You’d be surprised how many travelers carry something they consider will bring them good luck.
What with those precipitous roads, mad dash bus drivers and errant wildlife, that little ‘extra’ can’t do any harm, can it?
There’s no lack of unusual travel talismans if you look around. In my travels I’ve come across a chewed-up teddy bear, a copper bracelet, a stained towel, a heavy stone, a plastic ‘lucky spoon’ and my very own green tin mug, whose name was Kermit. I say was because after three years of faithful service, it finally got lost.
There’s hardly a bus, matatu or jitney that doesn’t have its share of medallions, cards and charms hanging from the rear view mirror or sitting on the dashboard. Their power must be so great drivers don’t mind their view being totally obstructed by a kaleidoscope of saints and martyrs.
I can’t say I really believe in talismans and amulets – but I don’t disbelieve either. It’s more the precautionary principle: Lets get one, just in case.
Many talismans are religious in origin, like the St Christopher medal that was once almost compulsory for any Catholic traveler (St Christopher was subsequently de-canonized and stripped of his powers by the Catholic church in the 1960s). His fall from grace doesn’t stop medals from still being worn and St Christopher cards carried by concerned travelers.
In Islam, items with a quotation from the Holy Qur’an may be used as talismans to ward off evil or as a charm to preserve health.
In China, a golden likeness of the Buddhist goddess Kwan Yin hangs from the rear view mirror to protect both the car from an accident and the pedestrian from the car.
Is it a Talisman or an Amulet?
Many people use the words interchangeably but the two are not exactly the same. Usually a talisman is something that brings you good luck. You wear it on your body as part of a necklace or bracelet, like a charm or a stone worn in a pouch around your neck. What makes it special is that it has been blessed or imbued with what some say are special powers.
An amulet, on the other hand, is something that keeps bad things from happening to you.
Lets just say that amulets and talismans attract good things, like a pleasant journey, friendly fellow travelers and accidental adventures, and protect you from the bad, like robbery or broken bones.
Talismans and amulets come in many shapes and forms, and can be different things to different people. They can be crystals or semi-precious stones linked to your birth month – amethyst in February or aquamarine in March. Talismans can be made of animal parts, such as a shark’s tooth, an animal claw or a bunch of bird feathers. And who’s never heard of a rabbit’s foot?
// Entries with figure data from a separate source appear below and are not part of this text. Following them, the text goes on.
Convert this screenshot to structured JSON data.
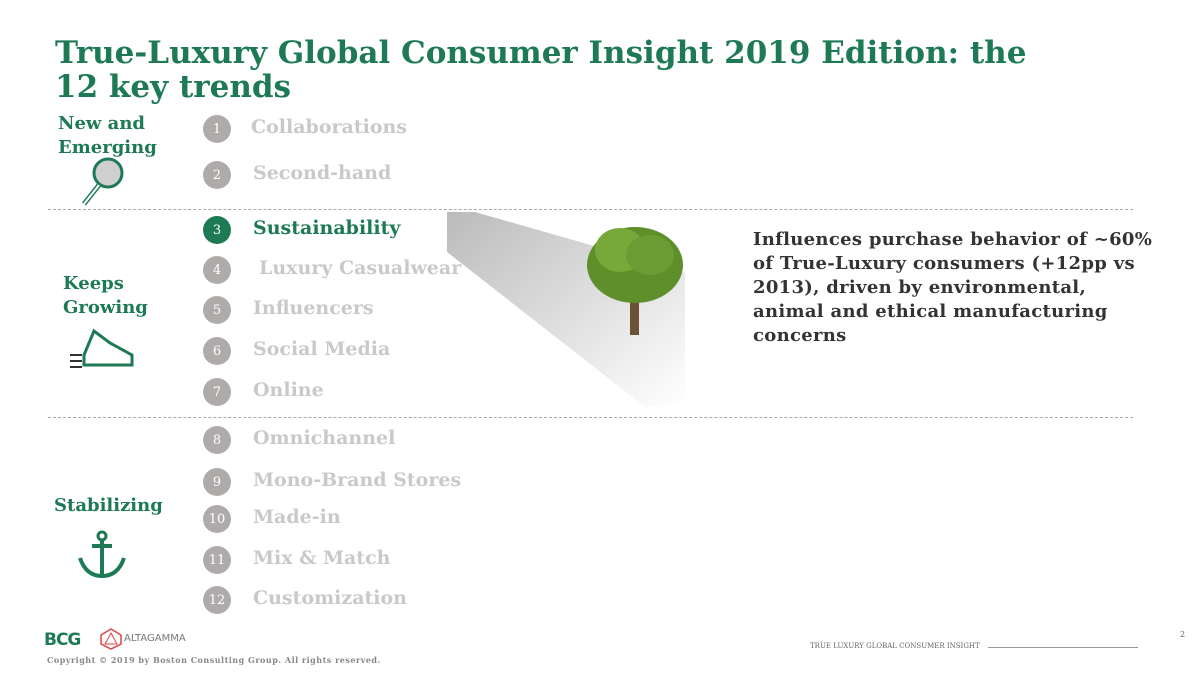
{
  "title": "True-Luxury Global Consumer Insight 2019 Edition: the 12 key trends",
  "categories": [
    {
      "label": "New and Emerging",
      "icon": "magnifier-icon"
    },
    {
      "label": "Keeps Growing",
      "icon": "sneaker-icon"
    },
    {
      "label": "Stabilizing",
      "icon": "anchor-icon"
    }
  ],
  "trends": [
    {
      "n": "1",
      "label": "Collaborations"
    },
    {
      "n": "2",
      "label": "Second-hand"
    },
    {
      "n": "3",
      "label": "Sustainability"
    },
    {
      "n": "4",
      "label": "Luxury Casualwear"
    },
    {
      "n": "5",
      "label": "Influencers"
    },
    {
      "n": "6",
      "label": "Social Media"
    },
    {
      "n": "7",
      "label": "Online"
    },
    {
      "n": "8",
      "label": "Omnichannel"
    },
    {
      "n": "9",
      "label": "Mono-Brand Stores"
    },
    {
      "n": "10",
      "label": "Made-in"
    },
    {
      "n": "11",
      "label": "Mix & Match"
    },
    {
      "n": "12",
      "label": "Customization"
    }
  ],
  "highlight": {
    "text": "Influences purchase behavior of ~60% of True-Luxury consumers (+12pp vs 2013), driven by environmental, animal and ethical manufacturing concerns"
  },
  "footer": {
    "logo1": "BCG",
    "logo2": "ALTAGAMMA",
    "copyright": "Copyright © 2019 by Boston Consulting Group. All rights reserved.",
    "section": "TRUE LUXURY GLOBAL CONSUMER INSIGHT",
    "page": "2"
  },
  "colors": {
    "green": "#1e7a55",
    "gray": "#b0abab"
  }
}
A talisman can be a piece of jewelry, an intricate brooch or charm or pendant. It can be a traditional good luck object, like those fuzzy dice that hang off rear view mirrors, a favorite stuffed toy or a special sock (yes, I did meet someone with a good-luck sock!). It can even be something that has a personal meaning for you, like a stone or a rock you’ve found during your travels or in my case, Kermit.
Believe It … or Not
The amulet itself doesn’t matter – what makes it work is your belief in it. And the more you believe, the more effective it gets. You don’t believe me?
Surely there’s no point in carrying around a good luck charm if you’re secretly making fun of it. So the rumor is, the more it’s surrounded by belief and intention, the stronger it gets. If someone you care about gives it to you, that’s even stronger. So take that talisman, hold it tight, and concentrate!
Whatever your beliefs, there’s a travel talisman out there for you. You can buy it, make it, or receive it as a gift. It doesn’t matter.
Just believe in it – whatever it is. Kermit wasn’t a particularly magical mug, but it was the first thing I bought for my three-year trip around the world and it never left my side. Nor did anything horrible ever happen to me. Coincidence?